At daybreak on the 31st of March Paris presented a novel and curious spectacle. No sooner had the French troops evacuated the capital than the principal streets resounded with cries of "Down with Bonaparte!"— "No conscription!"—"No consolidated duties (droits reunis)!" With these cries were mingled that of "The Bourbons for ever!" but this latter cry was not repeated so frequently as the others: in general I remarked that the people gaped and listened with a sort of indifference. As I had taken a very active part in all that had happened during some preceding days I was particularly curious to study what might be called the physiognomy of Paris. This was the second opportunity which had offered itself for such a study, and I now saw the people applaud the fall of the man whom they had received with enthusiasm after the 18th Brumaire. The reason was, that liberty was then hoped for, as it was hoped for in 1814. I went out early in the morning to see the numerous groups of people who had assembled in the streets. I saw women tearing their handkerchiefs and distributing the fragments as the emblems of the revived lily. That same morning I met on the Boulevards, and some hours afterwards on the Place Louis XV., a party of gentlemen who paraded the streets of the capital proclaiming the restoration of the Bourbons and shouting, "Vive le Roi!" and "Vive Louis XVIII!" At their head I recognised MM. Sosthenes de la Rochefoucauld, Comte de Froissard, the Duc de Luxembourg, the Duc de Crussol, Seymour, etc. The cavalcade distributed white cockades in passing along, and was speedily joined by a numerous crowd, who repaired to the Place Vendome. The scene that was acted there is well known, and the enthusiasm of popular joy could scarcely excuse the fury that was directed against the effigy of the man whose misfortunes, whether merited or not, should have protected him from such outrages. These excesses served, perhaps more than is generally supposed, to favour the plans of the leaders of the Royalist party, to whom M. Nesselrode had declared that before he would pledge himself to further their views he must have proofs that they were seconded by the population of Paris.

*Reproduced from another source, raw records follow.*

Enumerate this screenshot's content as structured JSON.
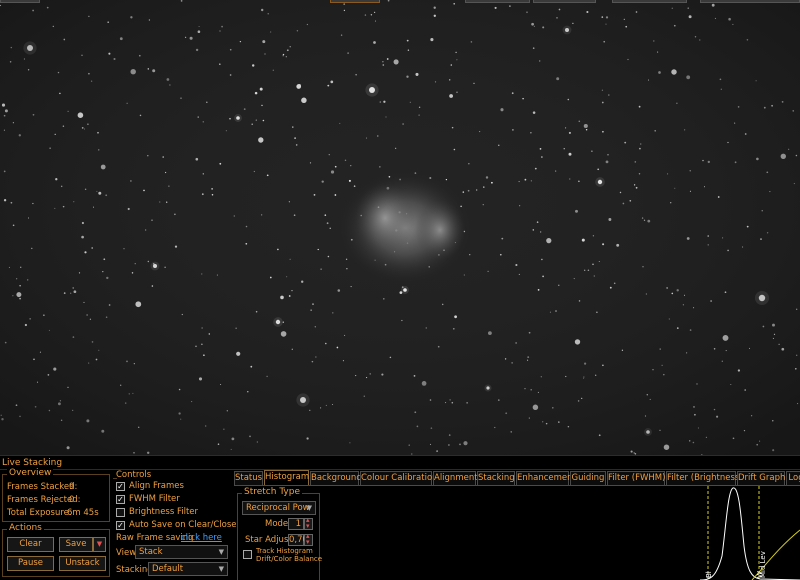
{
  "panel": {
    "title": "Live Stacking"
  },
  "overview": {
    "legend": "Overview",
    "frames_stacked_label": "Frames Stacked:",
    "frames_stacked": "9",
    "frames_rejected_label": "Frames Rejected:",
    "frames_rejected": "0",
    "total_exposure_label": "Total Exposure:",
    "total_exposure": "6m 45s"
  },
  "actions": {
    "legend": "Actions",
    "clear": "Clear",
    "save": "Save",
    "pause": "Pause",
    "unstack": "Unstack"
  },
  "controls": {
    "legend": "Controls",
    "align_frames": "Align Frames",
    "fwhm_filter": "FWHM Filter",
    "brightness_filter": "Brightness Filter",
    "auto_save": "Auto Save on Clear/Close",
    "raw_saving_label": "Raw Frame saving",
    "raw_saving_link": "click here",
    "view_label": "View",
    "view_value": "Stack",
    "stacking_label": "Stacking",
    "stacking_value": "Default"
  },
  "tabs": [
    "Status",
    "Histogram",
    "Background",
    "Colour Calibration",
    "Alignment",
    "Stacking",
    "Enhancement",
    "Guiding",
    "Filter (FWHM)",
    "Filter (Brightness)",
    "Drift Graph",
    "Log"
  ],
  "histogram": {
    "legend": "Stretch Type",
    "stretch_value": "Reciprocal Pow",
    "mode_label": "Mode",
    "mode_value": "1",
    "star_adjust_label": "Star Adjust",
    "star_adjust_value": "0,70",
    "track_line1": "Track Histogram",
    "track_line2": "Drift/Color Balance",
    "marker_left": "Bl",
    "marker_mid": "Mid Lev",
    "marker_right": "W"
  },
  "colors": {
    "accent": "#f0a040",
    "link": "#3aa0ff",
    "curve_yellow": "#d8d020"
  }
}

I was afterwards informed by an eye-witness of what took place on the evening of the 31st of March in one of the principal meetings of the Royalists, which was held in the hotel of the Comte de Morfontaine, who acted as president on the occasion. Amidst a chaos of abortive propositions and contradictory motions M. Sosthenes de la Rochefoucauld proposed that a deputation should be immediately sent to the Emperor Alexander to express to him the wish of the meeting. This motion was immediately approved, and the mover was chosen to head the deputation. On leaving the hotel the deputation met M. de Chateaubriand, who had that very day been, as it were, the precursor of the restoration, by publishing his admirable manifesto, entitled "Bonaparte and the Bourbons." He was invited to join the deputation; but nothing could overcome his diffidence and induce him to speak. On arriving at the hotel in the Rue St. Florentin the deputation was introduced to Count Nesselrode, to whom M. Sosthenes de la Rochefoucauld briefly explained its object; he spoke of the wishes of the meeting and of the manifest desire of Paris and of France. He represented the restoration of the Bourbons as the only means of securing the peace of Europe; and observed, in conclusion, that as the exertions of the day must have been very fatiguing to the Emperor, the deputation would not solicit the favour of being introduced to him, but would confidently rely on the good faith of his Imperial Majesty. "I have just left the Emperor," replied M. Nesselrode, "and can pledge myself for his intentions. Return to the meeting and announce to the French people that in compliance with their wishes his Imperial Majesty will use all his influence to restore the crown to the legitimate monarch: his Majesty Louis XVIII. shall reascend the throne of France." With this gratifying intelligence the deputation returned to the meeting in the Rue d'Anjou.